Friday, May 26, 2006

Two Investigations Find Grave Misconduct in Haditha Killings

Two separate investigations, one NCIS and one by an Army General, have turned up evidence of war crimes committed by a small number of Marines in the Iraqi city of Haditha and subsequent attempts to cover up the misconduct, according to U.S. officials.

A military investigation into the deaths of two dozen Iraqis last November is expected to find that a small number of marines in western Iraq carried out extensive, unprovoked killings of civilians, Congressional, military and Pentagon officials said Thursday.

Two lawyers involved in discussions about individual marines' defenses said they thought the investigation could result in charges of murder, a capital offense. That possibility and the emerging details of the killings have raised fears that the incident could be the gravest case involving misconduct by American ground forces in Iraq.

Officials briefed on preliminary results of the inquiry said the civilians killed at Haditha, a lawless, insurgent-plagued city deep in Sunni-dominated Anbar Province, did not die from a makeshift bomb, as the military first reported, or in cross-fire between marines and attackers, as was later announced. A separate inquiry has begun to find whether the events were deliberately covered up.

Evidence indicates that the civilians were killed during a sustained sweep by a small group of marines that lasted three to five hours and included shootings of five men standing near a taxi at a checkpoint, and killings inside at least two homes that included women and children, officials said.

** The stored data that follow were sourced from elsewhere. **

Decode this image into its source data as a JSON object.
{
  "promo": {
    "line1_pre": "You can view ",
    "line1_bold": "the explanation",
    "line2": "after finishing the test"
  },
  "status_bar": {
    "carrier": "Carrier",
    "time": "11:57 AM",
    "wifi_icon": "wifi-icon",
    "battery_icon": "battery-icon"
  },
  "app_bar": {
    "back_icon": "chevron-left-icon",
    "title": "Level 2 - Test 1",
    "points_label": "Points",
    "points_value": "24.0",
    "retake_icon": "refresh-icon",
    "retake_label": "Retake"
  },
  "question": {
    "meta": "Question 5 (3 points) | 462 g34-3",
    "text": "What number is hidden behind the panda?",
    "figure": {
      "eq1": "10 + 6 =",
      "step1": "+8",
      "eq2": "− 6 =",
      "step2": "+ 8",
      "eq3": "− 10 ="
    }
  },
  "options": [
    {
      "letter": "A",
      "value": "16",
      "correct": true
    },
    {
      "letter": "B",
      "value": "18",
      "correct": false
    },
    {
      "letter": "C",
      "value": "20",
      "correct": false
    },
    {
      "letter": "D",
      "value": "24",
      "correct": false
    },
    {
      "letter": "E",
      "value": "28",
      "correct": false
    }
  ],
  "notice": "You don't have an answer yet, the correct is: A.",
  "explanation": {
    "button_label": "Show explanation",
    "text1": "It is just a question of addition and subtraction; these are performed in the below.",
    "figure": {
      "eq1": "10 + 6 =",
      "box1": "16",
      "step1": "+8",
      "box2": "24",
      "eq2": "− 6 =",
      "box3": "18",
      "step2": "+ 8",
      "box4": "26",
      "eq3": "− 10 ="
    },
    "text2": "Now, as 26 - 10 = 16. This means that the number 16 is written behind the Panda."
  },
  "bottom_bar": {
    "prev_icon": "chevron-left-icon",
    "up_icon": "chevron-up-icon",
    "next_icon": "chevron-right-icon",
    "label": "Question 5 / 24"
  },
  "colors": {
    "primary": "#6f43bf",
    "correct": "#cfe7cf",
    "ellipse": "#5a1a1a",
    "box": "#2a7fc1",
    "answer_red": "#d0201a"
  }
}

That evidence, described by Congressional, Pentagon and military officials briefed on the inquiry, suggested to one Congressional official that the killings were "methodical in nature."

Attempts to mislead superior officers about the events in Haditha are being treated, as usual for the military, extremely seriously by commanders on the ground in Iraq, and now by higher ups in Washington.

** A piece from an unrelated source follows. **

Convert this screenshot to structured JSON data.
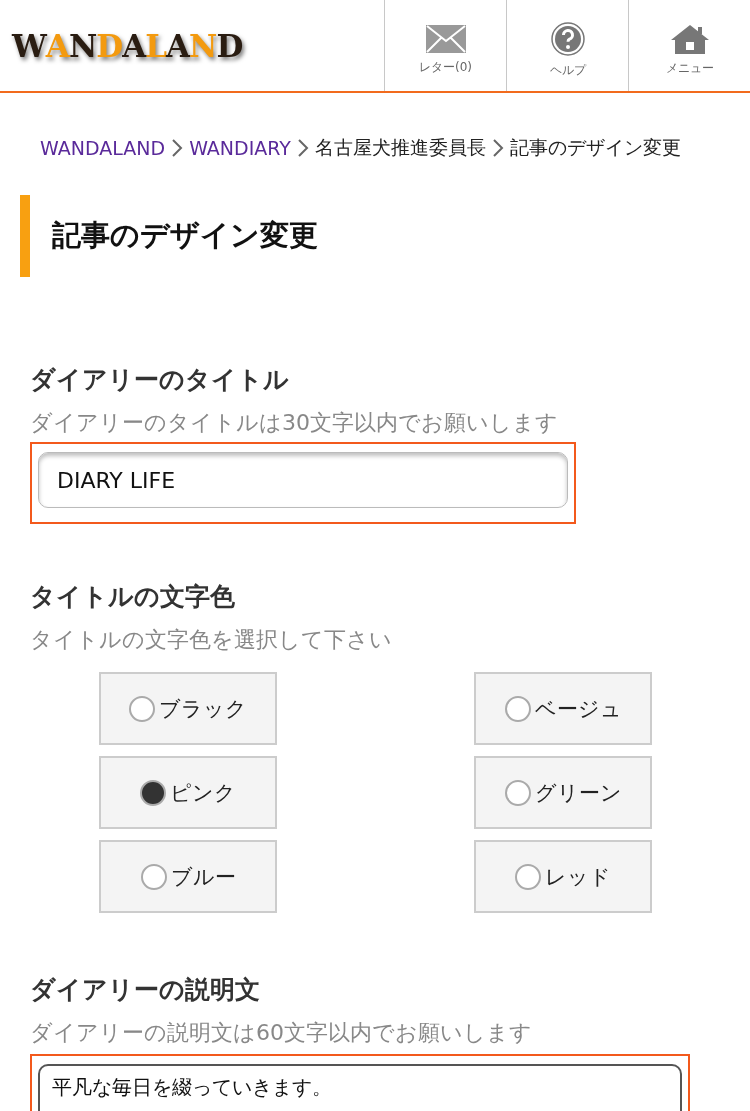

The first official report from the military, issued on Nov. 20, said that "a U.S. marine and 15 Iraqi civilians were killed yesterday from the blast of a roadside bomb" and that "immediately following the bombing, gunmen attacked the convoy with small-arms fire

Military investigators have since uncovered a far different set of facts from what was first reported, partly aided by marines who are cooperating with the inquiry and partly guided by reports filed by a separate unit that arrived to gather intelligence and document the attack; those reports contradicted the original version of the marines, Pentagon officials said.

One senior Defense Department official who has been briefed on the initial findings, when asked how many of the 24 dead Iraqis were killed by the improvised bomb as initially reported, paused and said, "Zero."...

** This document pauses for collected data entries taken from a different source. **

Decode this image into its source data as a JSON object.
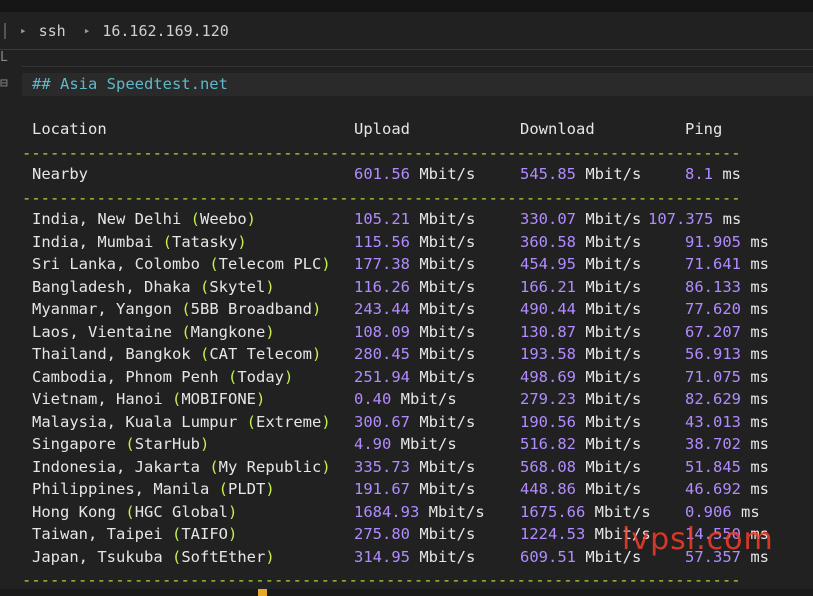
{
  "breadcrumb": [
    "ssh",
    "16.162.169.120"
  ],
  "section_title": "## Asia Speedtest.net",
  "columns": {
    "location": "Location",
    "upload": "Upload",
    "download": "Download",
    "ping": "Ping"
  },
  "dash_line": "-----------------------------------------------------------------------------",
  "nearby": {
    "location": "Nearby",
    "upload": "601.56",
    "download": "545.85",
    "ping": "8.1"
  },
  "rows": [
    {
      "place": "India, New Delhi",
      "isp": "Weebo",
      "upload": "105.21",
      "download": "330.07",
      "ping": "107.375"
    },
    {
      "place": "India, Mumbai",
      "isp": "Tatasky",
      "upload": "115.56",
      "download": "360.58",
      "ping": "91.905"
    },
    {
      "place": "Sri Lanka, Colombo",
      "isp": "Telecom PLC",
      "upload": "177.38",
      "download": "454.95",
      "ping": "71.641"
    },
    {
      "place": "Bangladesh, Dhaka",
      "isp": "Skytel",
      "upload": "116.26",
      "download": "166.21",
      "ping": "86.133"
    },
    {
      "place": "Myanmar, Yangon",
      "isp": "5BB Broadband",
      "upload": "243.44",
      "download": "490.44",
      "ping": "77.620"
    },
    {
      "place": "Laos, Vientaine",
      "isp": "Mangkone",
      "upload": "108.09",
      "download": "130.87",
      "ping": "67.207"
    },
    {
      "place": "Thailand, Bangkok",
      "isp": "CAT Telecom",
      "upload": "280.45",
      "download": "193.58",
      "ping": "56.913"
    },
    {
      "place": "Cambodia, Phnom Penh",
      "isp": "Today",
      "upload": "251.94",
      "download": "498.69",
      "ping": "71.075"
    },
    {
      "place": "Vietnam, Hanoi",
      "isp": "MOBIFONE",
      "upload": "0.40",
      "download": "279.23",
      "ping": "82.629"
    },
    {
      "place": "Malaysia, Kuala Lumpur",
      "isp": "Extreme",
      "upload": "300.67",
      "download": "190.56",
      "ping": "43.013"
    },
    {
      "place": "Singapore",
      "isp": "StarHub",
      "upload": "4.90",
      "download": "516.82",
      "ping": "38.702"
    },
    {
      "place": "Indonesia, Jakarta",
      "isp": "My Republic",
      "upload": "335.73",
      "download": "568.08",
      "ping": "51.845"
    },
    {
      "place": "Philippines, Manila",
      "isp": "PLDT",
      "upload": "191.67",
      "download": "448.86",
      "ping": "46.692"
    },
    {
      "place": "Hong Kong",
      "isp": "HGC Global",
      "upload": "1684.93",
      "download": "1675.66",
      "ping": "0.906"
    },
    {
      "place": "Taiwan, Taipei",
      "isp": "TAIFO",
      "upload": "275.80",
      "download": "1224.53",
      "ping": "14.550"
    },
    {
      "place": "Japan, Tsukuba",
      "isp": "SoftEther",
      "upload": "314.95",
      "download": "609.51",
      "ping": "57.357"
    }
  ],
  "units": {
    "speed": "Mbit/s",
    "ping": "ms"
  },
  "watermark": "lvpsl.com",
  "colors": {
    "number": "#b18cff",
    "paren": "#c5ef4f",
    "dash": "#a9dc3b",
    "title": "#5fb8c9"
  }
}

Three Marine officers--the battalion commander and two company commanders in Haditha at the time--have been relieved of duty, although official statements have declined to link that action to the investigation.

Meanwhile, the Senate panel that has oversight responsibilities for the military received another briefing yesterday on the incident.

Members of the Senate Armed Services Committee were briefed on allegations that Marines had purposely killed as many as two dozen Iraqi civilians in November.

The two developments were indications of the growing seriousness of two investigations into the incident in Haditha that has led to charges from a congressman that Marines killed civilians "in cold blood."

"When these investigations come out, there's going to be a firestorm," said retired Brig. Gen. David M. Brahms, formerly a top lawyer for the Marine Corps. "It will be worse than Abu Ghraib -- nobody was killed at Abu Ghraib."

An Army lawyer who has heard some accounts of the investigation said, "It's a lot more serious than people thought at the beginning...

Sen. John W. Warner (R-Va.), chairman of the Armed Services Committee, was briefed Wednesday by Gen. Michael W. Hagee, the Marine commandant, and again yesterday by Brig. Gen. John Kelly, the legislative liaison for the Corps. Warner described the case as consisting of "very, very serious allegations" that resulted in "a significant loss of life, civilian."

2 Comments:

Anonymous Anonymous said...

Well goodness me. Who would have dreamed of this coincidence. Certainly not
Protein Wisdom and it's horseless sycophants found down Texas way.

Sometimes the truth hurts but then one cries. But all these horseless cowboys do is whine and look for typos. If typos are the yardstick of veracity then I'm dead in the water, you survive, and Protein Wisdom...well they're also dead in the water.

5/26/2006 12:54 PM  
Blogger Effwit said...

M1:

The fact that this was an anomolous event became public around March. Everyone knew that there had been a cover-up in progress. It was only a matter of time before the brass would get to the bottom of it. And that the results of the investigations would become public.

It does bring the timing of the fake MacBeth video into perspective.

Some people, as you point out, are way out of their league when it comes to dealing with things like U.S. military info-ops. They think that such things belong to tinfoily realms.

Little do they know. And they do not hesitate to advertise their ignorance.